What’s on this hard drive? All my prepared work for Closed Circle, and the current Foreigner novel, which has not been backed up since 10,000 words ago.

Now, I will tell you, this is not a happy situation. Yes, I’ve got a backup at 80,000  words. But a novel is a fragile thing. If I were knocked that far back in the process, I could not recover the book as it now exists. Things would change, and it would be a hard mental battle between what I envisioned being in the text and what I would find in the text. Reconstruction is an absolute nightmare.

I was reasonably calm. I asked Jane for her Dell, and tried to get online Chat. No luck. It was having a Moment and it was 7 pm. So I got the phone number and called Dell. I informed the screener that my computer had become a paperweight and after looking at my file, she routed my problem fairly quickly to a Latitude team, and a very nice chap with a Hispanic accent. He walked us through a procedure of removing the battery, then trying to come up on the old ac adapter.

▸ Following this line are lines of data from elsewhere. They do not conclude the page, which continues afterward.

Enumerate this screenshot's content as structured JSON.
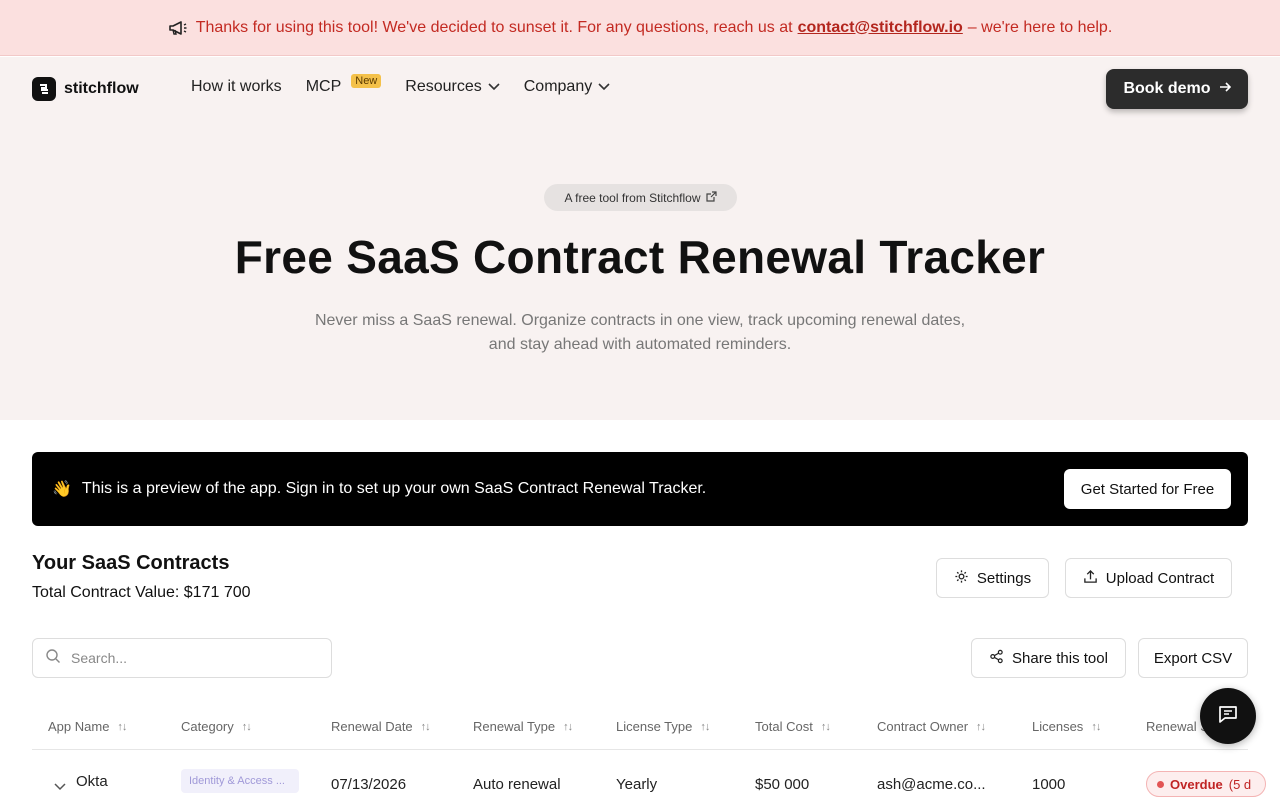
{
  "banner": {
    "text_before": "Thanks for using this tool! We've decided to sunset it. For any questions, reach us at",
    "email": "contact@stitchflow.io",
    "text_after": "– we're here to help.",
    "icon": "megaphone-icon"
  },
  "nav": {
    "brand": "stitchflow",
    "links": [
      "How it works",
      "MCP",
      "Resources",
      "Company"
    ],
    "new_badge": "New",
    "book_demo": "Book demo"
  },
  "hero": {
    "pill": "A free tool from Stitchflow",
    "title": "Free SaaS Contract Renewal Tracker",
    "subtitle_line1": "Never miss a SaaS renewal. Organize contracts in one view, track upcoming renewal dates,",
    "subtitle_line2": "and stay ahead with automated reminders."
  },
  "preview": {
    "emoji": "👋",
    "text": "This is a preview of the app. Sign in to set up your own SaaS Contract Renewal Tracker.",
    "cta": "Get Started for Free"
  },
  "contracts": {
    "title": "Your SaaS Contracts",
    "total": "Total Contract Value: $171 700",
    "settings": "Settings",
    "upload": "Upload Contract",
    "search_placeholder": "Search...",
    "share": "Share this tool",
    "export": "Export CSV",
    "columns": [
      "App Name",
      "Category",
      "Renewal Date",
      "Renewal Type",
      "License Type",
      "Total Cost",
      "Contract Owner",
      "Licenses",
      "Renewal S"
    ],
    "rows": [
      {
        "app": "Okta",
        "category": "Identity & Access ...",
        "renewal_date": "07/13/2026",
        "renewal_type": "Auto renewal",
        "license_type": "Yearly",
        "total_cost": "$50 000",
        "owner": "ash@acme.co...",
        "licenses": "1000",
        "status": "Overdue",
        "status_detail": "(5 d"
      }
    ]
  },
  "colors": {
    "banner_bg": "#fbe0df",
    "banner_text": "#c32a22",
    "hero_bg": "#f8f2f1",
    "dark": "#111111",
    "badge": "#f4c14a",
    "overdue": "#c02424"
  }
}
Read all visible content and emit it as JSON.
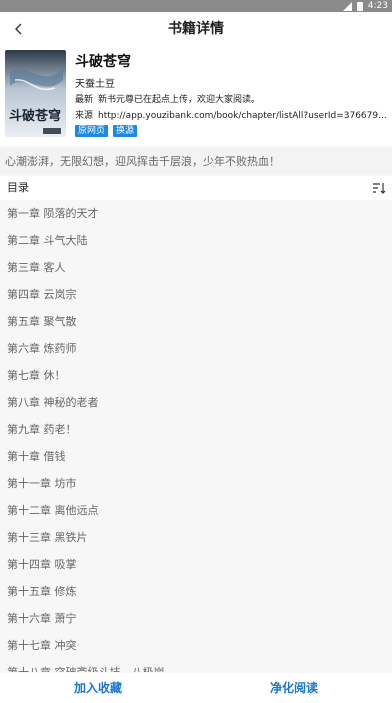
{
  "status_bar": {
    "time": "4:23"
  },
  "header": {
    "title": "书籍详情"
  },
  "book": {
    "title": "斗破苍穹",
    "author": "天蚕土豆",
    "latest_label": "最新",
    "latest_value": "新书元尊已在起点上传，欢迎大家阅读。",
    "source_label": "来源",
    "source_value": "http://app.youzibank.com/book/chapter/listAll?userId=376679...",
    "tag_original": "原网页",
    "tag_change": "换源",
    "cover_calligraphy": "斗破苍穹"
  },
  "intro": "心潮澎湃，无限幻想，迎风挥击千层浪，少年不败热血！",
  "toc": {
    "label": "目录",
    "sort_icon": "sort-icon",
    "chapters": [
      "第一章 陨落的天才",
      "第二章 斗气大陆",
      "第三章 客人",
      "第四章 云岚宗",
      "第五章 聚气散",
      "第六章 炼药师",
      "第七章 休！",
      "第八章 神秘的老者",
      "第九章 药老！",
      "第十章 借钱",
      "第十一章 坊市",
      "第十二章 离他远点",
      "第十三章 黑铁片",
      "第十四章 吸掌",
      "第十五章 修炼",
      "第十六章 萧宁",
      "第十七章 冲突",
      "第十八章 突破斋级斗技，八极崩"
    ]
  },
  "bottom": {
    "add_shelf": "加入收藏",
    "read": "净化阅读"
  },
  "colors": {
    "accent": "#1976d2",
    "tag_bg": "#1e88e5",
    "status_bar": "#8a8a8a"
  }
}
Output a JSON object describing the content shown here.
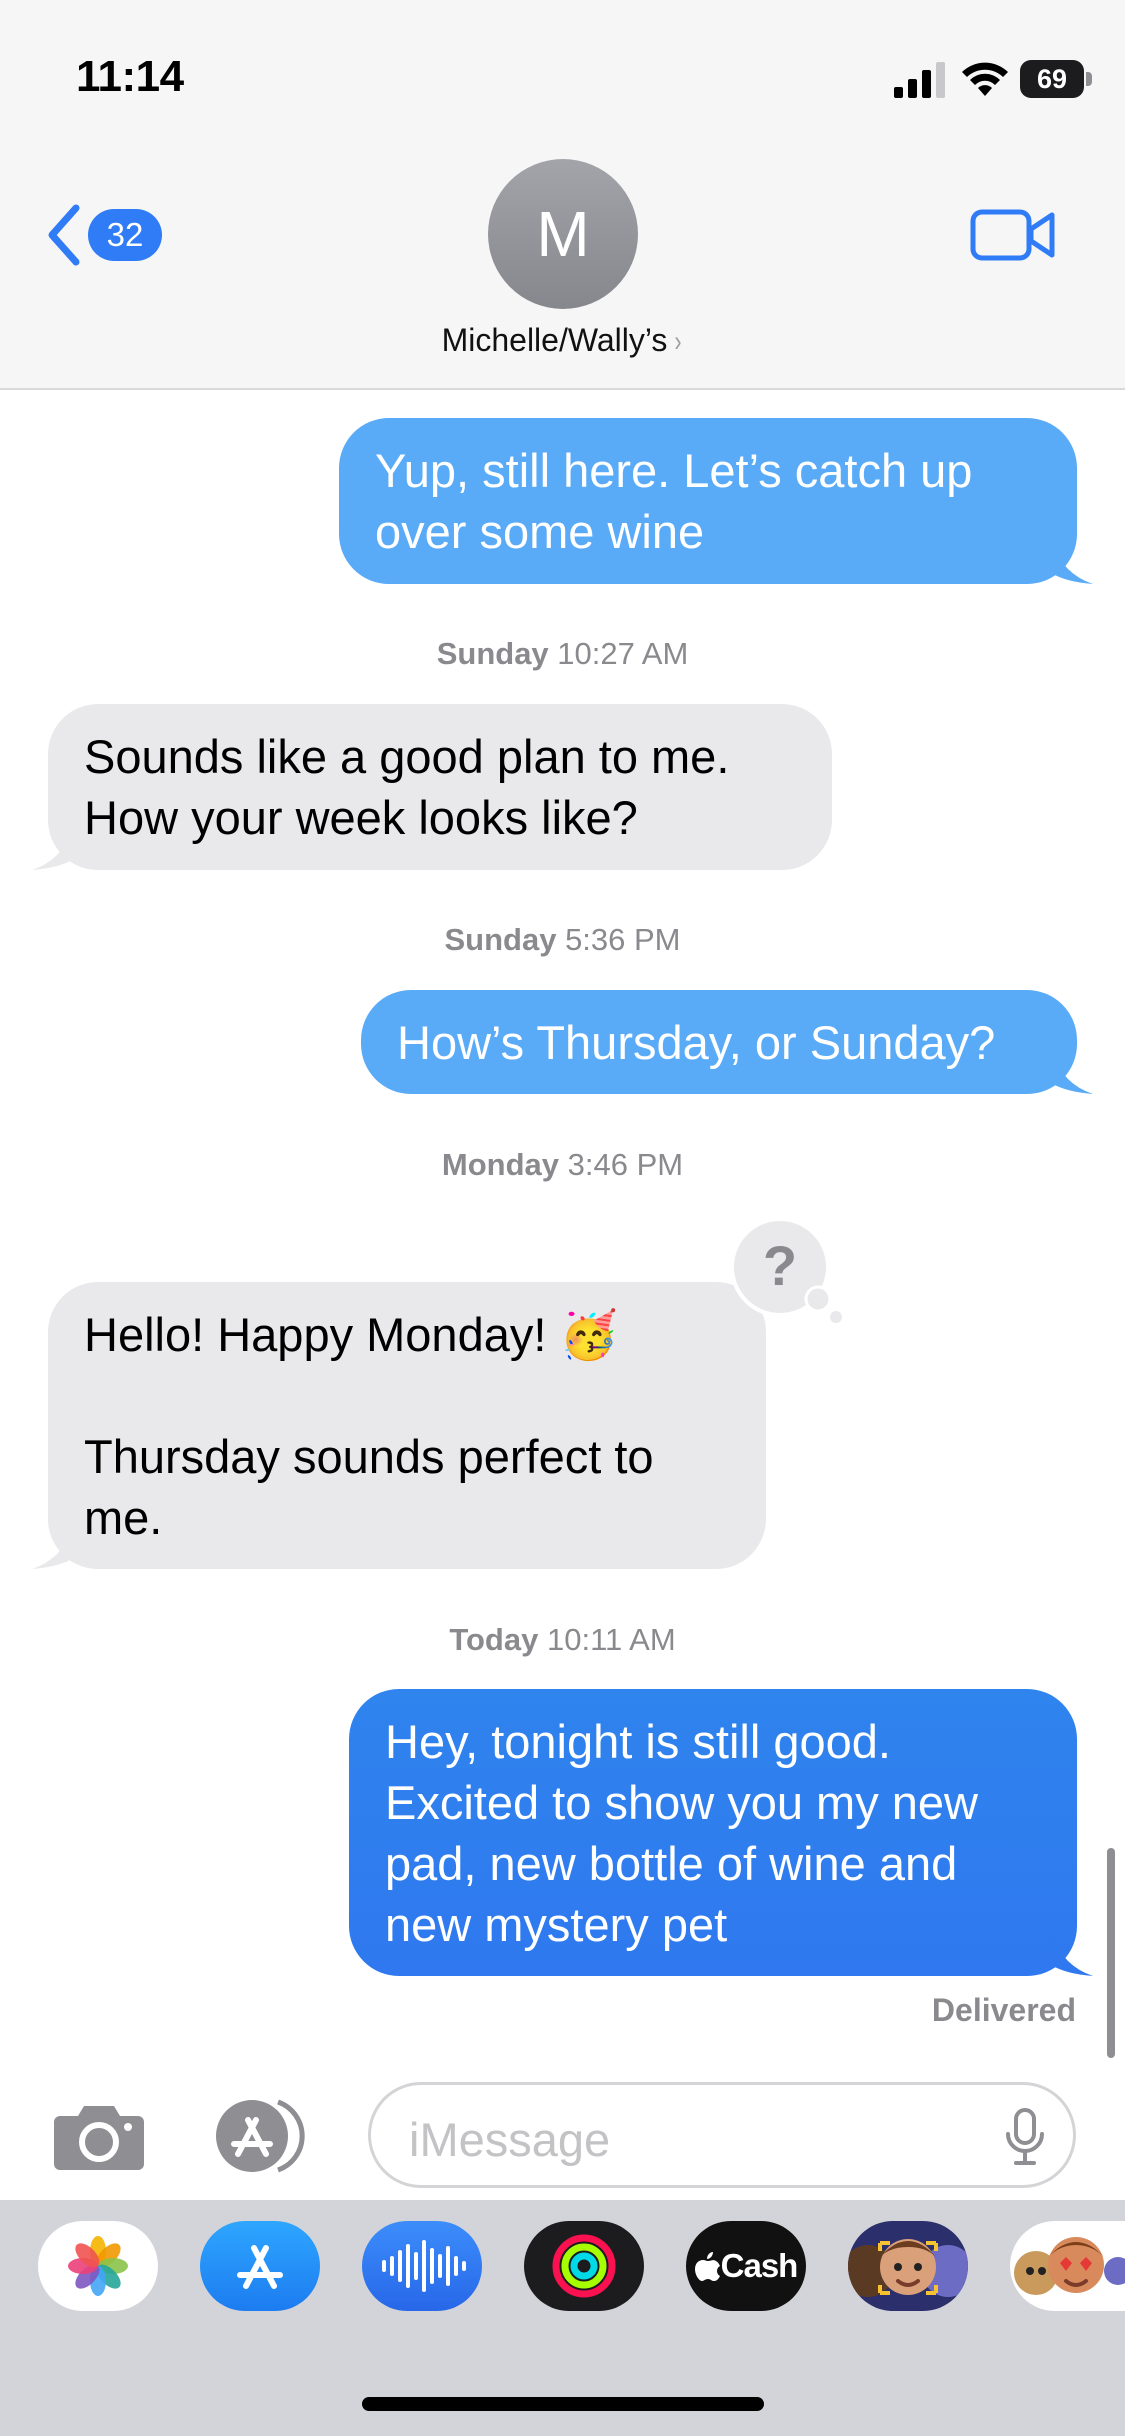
{
  "status_bar": {
    "time": "11:14",
    "battery_percent": "69",
    "signal_bars": 3,
    "wifi": "wifi-icon"
  },
  "header": {
    "back_badge_count": "32",
    "avatar_initial": "M",
    "contact_name": "Michelle/Wally’s",
    "contact_chevron": "›"
  },
  "thread": {
    "messages": [
      {
        "direction": "sent",
        "text": "Yup, still here. Let’s catch up over some wine"
      },
      {
        "timestamp_day": "Sunday",
        "timestamp_time": "10:27 AM"
      },
      {
        "direction": "received",
        "text": "Sounds like a good plan to me. How your week looks like?"
      },
      {
        "timestamp_day": "Sunday",
        "timestamp_time": "5:36 PM"
      },
      {
        "direction": "sent",
        "text": "How’s Thursday, or Sunday?"
      },
      {
        "timestamp_day": "Monday",
        "timestamp_time": "3:46 PM"
      },
      {
        "direction": "received",
        "text_line1": "Hello! Happy Monday! 🥳",
        "text_line2": "Thursday sounds perfect to me.",
        "tapback": "?"
      },
      {
        "timestamp_day": "Today",
        "timestamp_time": "10:11 AM"
      },
      {
        "direction": "sent",
        "text": "Hey, tonight is still good. Excited to show you my new pad, new bottle of wine and new mystery pet",
        "status": "Delivered"
      }
    ]
  },
  "input_bar": {
    "placeholder": "iMessage"
  },
  "app_drawer": {
    "apps": [
      {
        "name": "photos-icon"
      },
      {
        "name": "app-store-icon"
      },
      {
        "name": "audio-message-icon"
      },
      {
        "name": "fitness-activity-icon"
      },
      {
        "name": "apple-cash-icon",
        "label": "Cash"
      },
      {
        "name": "memoji-icon"
      },
      {
        "name": "memoji-stickers-icon"
      }
    ]
  },
  "colors": {
    "accent_blue": "#2f7cf6",
    "sent_bubble_blue": "#5aabf7",
    "received_bubble_gray": "#e9e9eb",
    "timestamp_gray": "#8a8a8e"
  }
}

Jane at that point noticed that the device was not showing a light, and it was humming.

So…we went and got the ac adapter that had started the problem. Plugged it in. Still nothing. By the tech’s instructions we stripped out the memory (half of it, not yet going after the chip under the keyboard, which is a bit of a bear to get at), the hard drive, and the dvd drive. Plugged in the adapter (the new one) and we had lights. Life. Joy!

We started adding pieces back, and the machine began to boot Windows. At that point, the tech very patiently waited while Jane—at this point my nerves were iffy and I was making keyboard mistakes—yanked the novel folder onto a flash drive. So we had that.

We got down to the last item, the main battery, and I was sure it would be fried, but no, it worked perfectly. The problem was not the new ac adapter, but the old one, which had decided to die when the UPS truck delivered the other one.

I had 3 glasses of wine after that, and have hell’s own headache this morning, but that’s all right. My file is backed up and my computer is alive.